Questionado se o aparecimento desta candidatura, depois de concluída a primeira fase de votações indicativas pelo Conselho de Segurança da ONU afeta a transparência do processo de eleição do sucessor de Ban Ki-moon, Santos Silva disse ser compreensível a possibilidade de "candidaturas supervenientes".

Podia haver um impasse ou não haver uma ideia tão clara de qual era o consenso que se podia formar no Conselho de Segurança", admitiu.

Guterres, que durante dez anos foi alto comissário das Nações Unidas para os Refugiados, venceu as cinco votações até agora realizadas, repetindo, na passada segunda-feira, o resultado da votação anterior: 12 votos "encoraja", dois "desencoraja" e um "sem opinião". Além disso, participou nas audições e debates promovidos pela ONU.

O Governo português, acrescentou, "apresentou uma só candidatura, não apresentou uma candidatura a prazo ou sob condições".

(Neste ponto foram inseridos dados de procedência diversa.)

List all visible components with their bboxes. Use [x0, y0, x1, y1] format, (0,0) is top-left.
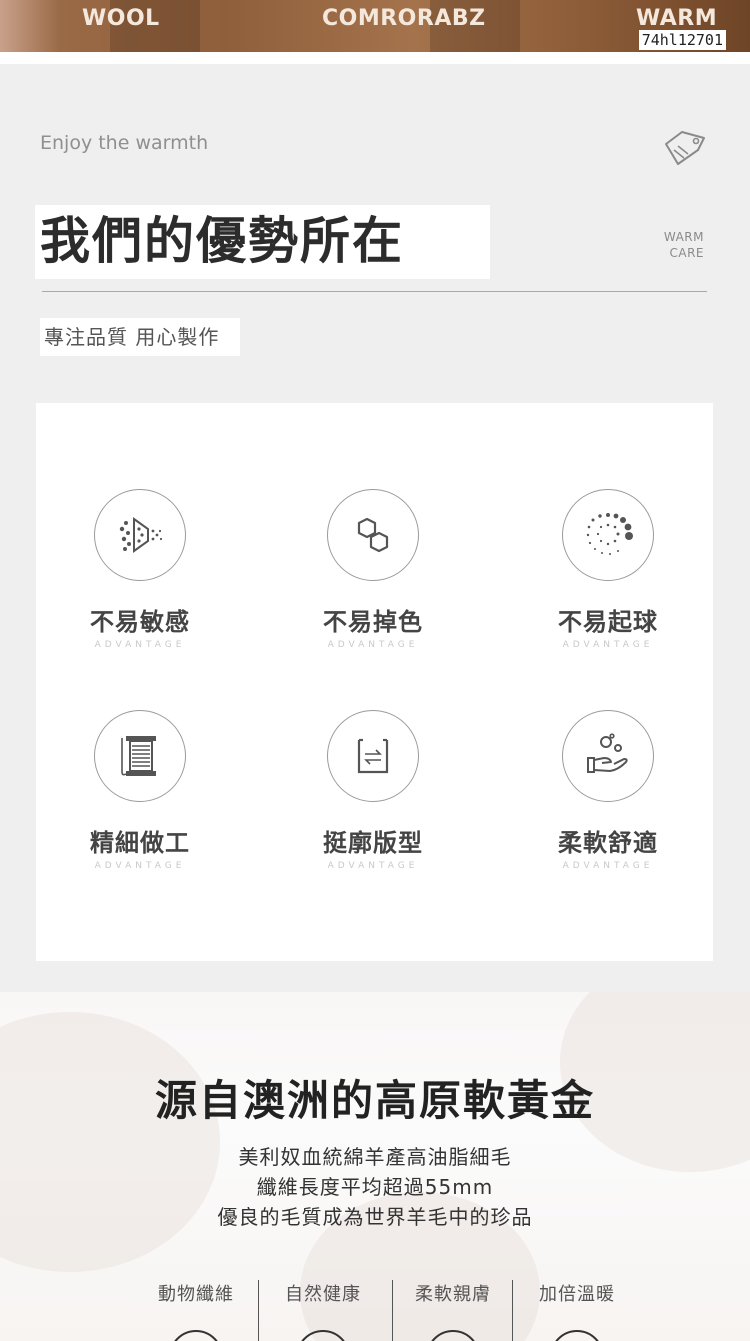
features-panel: 不易敏感 ADVANTAGE 不易掉色 ADVANTAGE 不易起球 ADVAN…: [36, 403, 713, 961]
price-tag-icon: [660, 128, 710, 168]
feature-label: 柔軟舒適: [558, 829, 658, 857]
feature-subtext: ADVANTAGE: [94, 640, 186, 650]
feature-subtext: ADVANTAGE: [327, 640, 419, 650]
property-column: 加倍溫暖: [513, 1280, 641, 1341]
feature-item: 不易掉色 ADVANTAGE: [273, 489, 473, 651]
page-title: 我們的優勢所在: [40, 212, 404, 270]
thread-spool-icon: [94, 710, 186, 802]
feather-icon: [426, 1330, 480, 1341]
hand-bubbles-icon: [562, 710, 654, 802]
feature-item: 不易敏感 ADVANTAGE: [40, 489, 240, 651]
origin-section: 源自澳洲的高原軟黃金 美利奴血統綿羊產高油脂細毛 纖維長度平均超過55mm 優良…: [0, 992, 750, 1341]
property-label: 加倍溫暖: [539, 1284, 615, 1305]
property-label: 自然健康: [285, 1284, 361, 1305]
property-label: 動物纖維: [158, 1284, 234, 1305]
feature-subtext: ADVANTAGE: [94, 861, 186, 871]
feature-label: 不易起球: [558, 608, 658, 636]
sku-code: 74hl12701: [638, 30, 726, 50]
shape-arrows-icon: [327, 710, 419, 802]
feature-label: 挺廓版型: [323, 829, 423, 857]
property-column: 動物纖維: [132, 1280, 260, 1341]
description-line: 美利奴血統綿羊產高油脂細毛: [238, 1145, 512, 1169]
feature-subtext: ADVANTAGE: [562, 640, 654, 650]
feature-subtext: ADVANTAGE: [562, 861, 654, 871]
badge-line: CARE: [669, 246, 704, 260]
leaf-icon: [296, 1330, 350, 1341]
flame-icon: [550, 1330, 604, 1341]
badge-line: WARM: [663, 230, 704, 244]
title-divider: [42, 291, 707, 292]
feature-subtext: ADVANTAGE: [327, 861, 419, 871]
origin-headline: 源自澳洲的高原軟黃金: [154, 1076, 595, 1125]
property-columns: 動物纖維 自然健康 柔軟親膚 加倍溫暖: [132, 1280, 652, 1341]
fiber-icon: [169, 1330, 223, 1341]
banner-gap: [0, 52, 750, 64]
warm-care-badge: WARM CARE: [664, 229, 704, 261]
spray-particles-icon: [94, 489, 186, 581]
advantages-section: Enjoy the warmth 我們的優勢所在 WARM CARE 專注品質 …: [0, 64, 750, 992]
tagline: Enjoy the warmth: [40, 132, 209, 154]
banner-word-wool: WOOL: [82, 6, 160, 31]
description-line: 優良的毛質成為世界羊毛中的珍品: [217, 1205, 533, 1229]
subtitle: 專注品質 用心製作: [44, 325, 220, 349]
hexagon-links-icon: [327, 489, 419, 581]
banner-word-brand: COMRORABZ: [322, 6, 486, 31]
origin-description: 美利奴血統綿羊產高油脂細毛 纖維長度平均超過55mm 優良的毛質成為世界羊毛中的…: [0, 1142, 750, 1232]
feature-label: 不易掉色: [323, 608, 423, 636]
property-label: 柔軟親膚: [415, 1284, 491, 1305]
feature-label: 不易敏感: [90, 608, 190, 636]
top-banner: WOOL COMRORABZ WARM 74hl12701: [0, 0, 750, 52]
description-line: 纖維長度平均超過55mm: [256, 1175, 494, 1199]
feature-item: 柔軟舒適 ADVANTAGE: [508, 710, 708, 872]
banner-word-warm: WARM: [636, 6, 718, 31]
feature-label: 精細做工: [90, 829, 190, 857]
feature-item: 精細做工 ADVANTAGE: [40, 710, 240, 872]
dots-ring-icon: [562, 489, 654, 581]
property-column: 自然健康: [259, 1280, 387, 1341]
feature-item: 不易起球 ADVANTAGE: [508, 489, 708, 651]
property-column: 柔軟親膚: [389, 1280, 517, 1341]
feature-item: 挺廓版型 ADVANTAGE: [273, 710, 473, 872]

A Bulgária anunciou, antes da última votação do Conselho de Segurança, que ocorreu esta segunda-feira, que poderia retirar o apoio a Irina Bokova caso a candidata não figurasse no primeiro ou segundo lugares, mas a diretora da Unesco piorou o seu resultado e teve sete votos "desencoraja", contra seis "encorajamentos".

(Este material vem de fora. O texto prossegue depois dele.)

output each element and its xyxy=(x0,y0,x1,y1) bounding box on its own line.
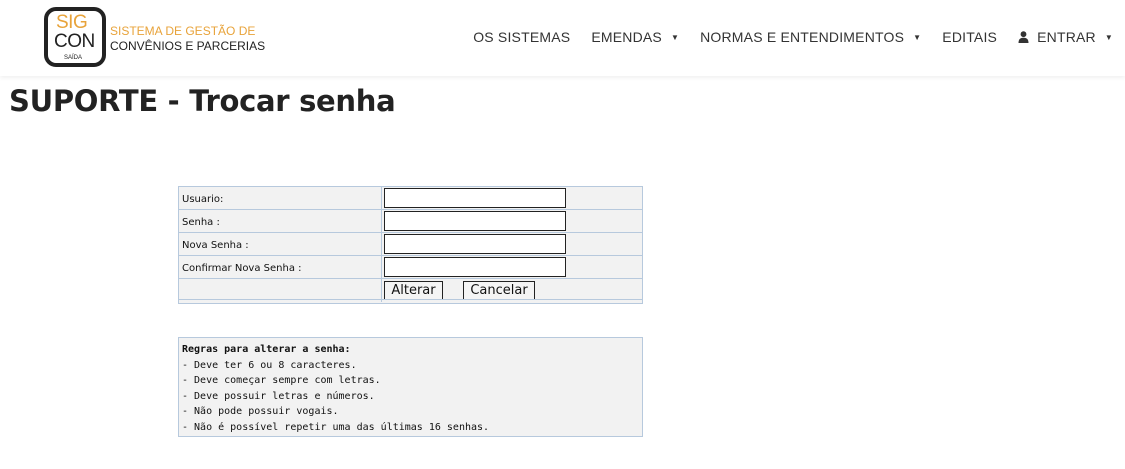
rule-item: - Não é possível repetir uma das últimas… xyxy=(182,421,490,433)
logo-sig-text: SIG xyxy=(56,12,88,33)
divider xyxy=(179,299,642,300)
nav-item-label: NORMAS E ENTENDIMENTOS xyxy=(700,29,905,45)
cancelar-button[interactable]: Cancelar xyxy=(463,281,535,300)
logo-tagline-line2: CONVÊNIOS E PARCERIAS xyxy=(110,39,266,53)
rule-item: - Não pode possuir vogais. xyxy=(182,406,339,418)
nav-item-label: ENTRAR xyxy=(1037,29,1096,45)
nav-item-os-sistemas[interactable]: OS SISTEMAS xyxy=(473,29,570,45)
nav-item-emendas[interactable]: EMENDAS ▼ xyxy=(591,29,679,45)
nav-item-normas[interactable]: NORMAS E ENTENDIMENTOS ▼ xyxy=(700,29,921,45)
nav-item-entrar[interactable]: ENTRAR ▼ xyxy=(1018,29,1113,45)
password-rules-box: Regras para alterar a senha: - Deve ter … xyxy=(178,337,643,437)
form-row-senha: Senha : xyxy=(179,210,642,233)
logo-tagline-line1: SISTEMA DE GESTÃO DE xyxy=(110,24,256,38)
confirmar-senha-input[interactable] xyxy=(384,257,566,277)
nav-item-label: OS SISTEMAS xyxy=(473,29,571,45)
logo-con-text: CON xyxy=(54,31,95,52)
rule-item: - Deve ter 6 ou 8 caracteres. xyxy=(182,359,357,371)
logo-saida-text: SAÍDA xyxy=(64,55,83,61)
rule-item: - Deve começar sempre com letras. xyxy=(182,375,381,387)
caret-down-icon: ▼ xyxy=(1104,32,1113,42)
nav-item-label: EMENDAS xyxy=(591,29,662,45)
nova-senha-input[interactable] xyxy=(384,234,566,254)
rule-item: - Deve possuir letras e números. xyxy=(182,390,375,402)
page-title: SUPORTE - Trocar senha xyxy=(9,84,396,118)
senha-input[interactable] xyxy=(384,211,566,231)
site-header: SIG CON SAÍDA SISTEMA DE GESTÃO DE CONVÊ… xyxy=(0,0,1125,76)
caret-down-icon: ▼ xyxy=(670,32,680,42)
main-nav: OS SISTEMAS EMENDAS ▼ NORMAS E ENTENDIME… xyxy=(452,29,1113,45)
alterar-button[interactable]: Alterar xyxy=(384,281,443,300)
form-row-nova-senha: Nova Senha : xyxy=(179,233,642,256)
user-icon xyxy=(1018,31,1029,43)
usuario-input[interactable] xyxy=(384,188,566,208)
form-row-usuario: Usuario: xyxy=(179,187,642,210)
caret-down-icon: ▼ xyxy=(913,32,922,42)
nav-item-label: EDITAIS xyxy=(942,29,998,45)
nav-item-editais[interactable]: EDITAIS xyxy=(942,29,997,45)
confirmar-senha-label: Confirmar Nova Senha : xyxy=(182,263,302,274)
nova-senha-label: Nova Senha : xyxy=(182,240,249,251)
change-password-form: Usuario: Senha : Nova Senha : Confirmar … xyxy=(178,186,643,304)
senha-label: Senha : xyxy=(182,217,220,228)
form-row-confirmar-senha: Confirmar Nova Senha : xyxy=(179,256,642,279)
usuario-label: Usuario: xyxy=(182,194,224,205)
sigcon-logo[interactable]: SIG CON SAÍDA xyxy=(44,7,106,67)
rules-title: Regras para alterar a senha: xyxy=(182,344,351,355)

Saudamos todas as candidaturas. A candidatura de António Guterres não é contra ninguém, é uma candidatura unicamente positiva", sublinhou Santos Silva.

"Portugal tem um candidato, o engenheiro António Guterres, e é nesse candidato que pensa e é no valor desse candidato que pensa e o valor tem sido reconhecido", acrescentou.

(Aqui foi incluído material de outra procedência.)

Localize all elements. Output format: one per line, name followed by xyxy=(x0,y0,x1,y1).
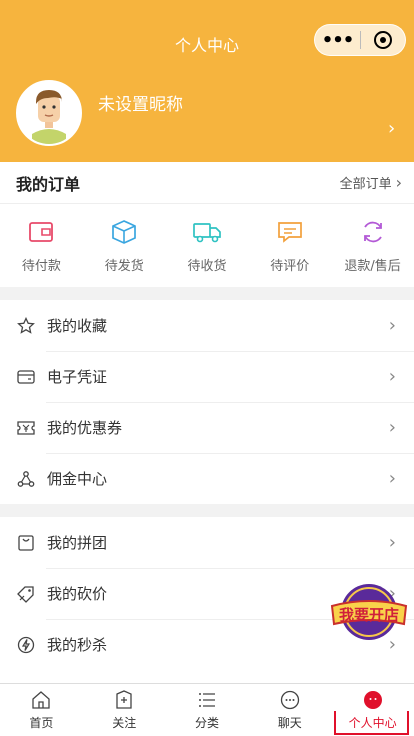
menu-item-label: 我的优惠券 xyxy=(47,419,123,437)
coupon-icon xyxy=(16,418,36,438)
comment-icon xyxy=(275,217,305,247)
all-orders-label: 全部订单 xyxy=(339,177,392,192)
menu-item-commission[interactable]: 佣金中心 › xyxy=(0,453,414,504)
more-menu-button[interactable]: ••• xyxy=(315,30,360,51)
follow-icon xyxy=(113,689,135,711)
close-circle-icon xyxy=(373,31,392,49)
menu-item-label: 我的收藏 xyxy=(47,317,108,335)
chevron-right-icon: › xyxy=(388,315,396,336)
tab-label: 首页 xyxy=(29,716,54,730)
bag-icon xyxy=(16,533,36,553)
profile-chevron-right-icon[interactable]: › xyxy=(388,118,395,139)
profile-icon xyxy=(362,689,384,711)
orders-header: 我的订单 全部订单 › xyxy=(0,162,414,204)
chat-icon xyxy=(279,689,301,711)
order-pending-shipment[interactable]: 待发货 xyxy=(83,204,166,287)
nickname[interactable]: 未设置昵称 xyxy=(98,90,183,115)
menu-item-label: 我的砍价 xyxy=(47,585,108,603)
order-pending-receipt[interactable]: 待收货 xyxy=(166,204,249,287)
menu-item-label: 我的秒杀 xyxy=(47,636,108,654)
order-pending-payment[interactable]: 待付款 xyxy=(0,204,83,287)
orders-title: 我的订单 xyxy=(16,174,81,194)
home-icon xyxy=(30,689,52,711)
menu-item-vouchers[interactable]: 电子凭证 › xyxy=(0,351,414,402)
card-icon xyxy=(16,367,36,387)
tab-profile[interactable]: 个人中心 xyxy=(331,684,414,736)
refresh-icon xyxy=(358,217,388,247)
star-icon xyxy=(16,316,36,336)
chevron-right-icon: › xyxy=(388,417,396,438)
order-label: 待收货 xyxy=(187,259,227,274)
menu-item-label: 佣金中心 xyxy=(47,470,108,488)
box-icon xyxy=(109,217,139,247)
close-button[interactable] xyxy=(361,31,405,49)
menu-item-coupons[interactable]: 我的优惠券 › xyxy=(0,402,414,453)
menu-item-label: 电子凭证 xyxy=(47,368,108,386)
list-icon xyxy=(196,689,218,711)
open-shop-text: 我要开店 xyxy=(339,606,399,624)
avatar-person-icon xyxy=(18,82,80,144)
tag-icon xyxy=(16,584,36,604)
network-icon xyxy=(16,469,36,489)
profile-header: 个人中心 ••• 未设置昵称 › xyxy=(0,0,414,162)
menu-item-favorites[interactable]: 我的收藏 › xyxy=(0,300,414,351)
menu-item-group-buy[interactable]: 我的拼团 › xyxy=(0,517,414,568)
tab-follow[interactable]: 关注 xyxy=(83,684,166,736)
mini-program-capsule: ••• xyxy=(314,24,406,56)
tab-label: 分类 xyxy=(194,716,219,730)
bottom-tab-bar: 首页 关注 分类 聊天 个人中心 xyxy=(0,683,414,736)
chevron-right-icon: › xyxy=(395,173,402,192)
tab-label: 关注 xyxy=(112,716,137,730)
chevron-right-icon: › xyxy=(388,468,396,489)
tab-chat[interactable]: 聊天 xyxy=(248,684,331,736)
tab-home[interactable]: 首页 xyxy=(0,684,83,736)
truck-icon xyxy=(192,217,222,247)
order-label: 待评价 xyxy=(270,259,310,274)
all-orders-link[interactable]: 全部订单 › xyxy=(340,173,402,192)
chevron-right-icon: › xyxy=(388,366,396,387)
order-label: 退款/售后 xyxy=(344,259,401,274)
orders-panel: 我的订单 全部订单 › 待付款 待发货 待收货 待评价 退款/售后 xyxy=(0,162,414,287)
order-label: 待发货 xyxy=(104,259,144,274)
avatar[interactable] xyxy=(16,80,82,146)
order-label: 待付款 xyxy=(21,259,61,274)
chevron-right-icon: › xyxy=(388,532,396,553)
open-shop-badge[interactable]: 我要开店 xyxy=(330,582,408,642)
order-pending-review[interactable]: 待评价 xyxy=(248,204,331,287)
tab-label: 聊天 xyxy=(277,716,302,730)
menu-item-label: 我的拼团 xyxy=(47,534,108,552)
bolt-icon xyxy=(16,635,36,655)
tab-label: 个人中心 xyxy=(348,716,397,730)
wallet-icon xyxy=(26,217,56,247)
menu-group-1: 我的收藏 › 电子凭证 › 我的优惠券 › 佣金中心 › xyxy=(0,300,414,504)
order-status-row: 待付款 待发货 待收货 待评价 退款/售后 xyxy=(0,204,414,287)
tab-category[interactable]: 分类 xyxy=(166,684,249,736)
order-refund-aftersale[interactable]: 退款/售后 xyxy=(331,204,414,287)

O ministro destacou que a apresentação da candidatura do antigo primeiro-ministro português ao cargo de secretário-geral da ONU foi "uma necessidade".

As circunstâncias e os tempos de hoje exigem uma pessoa com experiência política, com qualidades pessoais, com visão do Mundo e do que é preciso fazer no Mundo, e com uma sensibilidade particular para os grandes temas que constituem hoje a agenda internacional, como a paz, a resolução de conflitos, as migrações, os dramas humanitários, o diálogo Norte/Sul", destacou.

"Essa foi a nossa maneira de proceder. Quanto à maneira de proceder dos outros, não tenho nenhum comentário a fazer. O processo de António Guterres é absolutamente exemplar", reiterou.

A próxima votação do Conselho de Segurança está prevista para a primeira semana de outubro, mas agora ficará a conhecer-se a posição dos membros permanentes - Estados Unidos, Rússia, China, França e Reino Unido -, com poder de veto.

Santos agradece o apoio do PSD a Guterres

O PSD manifestou, hoje, apoio a Guterres, no âmbito da reunião da comissão parlamentar de Assuntos Europeus.

Na resposta à posição do PSD, Santos Silva assinalou o apoio dos partidos na campanha para o cargo de secretário-geral da ONU.

"Conheço bem, agradeço e saliento o apoio das forças políticas e o empenhamento de todos os órgãos de soberania, incluindo esta Assembleia, na promoção da candidatura do engenheiro António Guterres", disse.

O ministro apontou que a candidatura de Guterres tem "quatro forças essenciais: as qualidades pessoais do candidato, a posição portuguesa e a diplomacia portuguesa, a transparência com que a candidatura foi apresentada e o apoio unânime de que beneficia em Portugal".

Antes, em declarações aos jornalistas, o governante sublinhou que "se tem formado um consenso no Conselho de Segurança" sobre os méritos da candidatura de António Guterres, recordando que, à quinta votação, é o único que tem mais do que os nove votos necessários para ser eleito.

Entretanto, também o CDS reagiu ao anúncio, pela voz de Nuno Magalhães: “Foi com surpresa que recebemos essa notícia, mas mantemos a total confiança e sobretudo o total apoio àquela que não somos nós, CDS, não somos nós, portugueses, que dizemos, é o Conselho de Segurança da ONU que tem reiteradamente e há muito tempo dito que a melhor candidatura é a do engenheiro António Guterres”.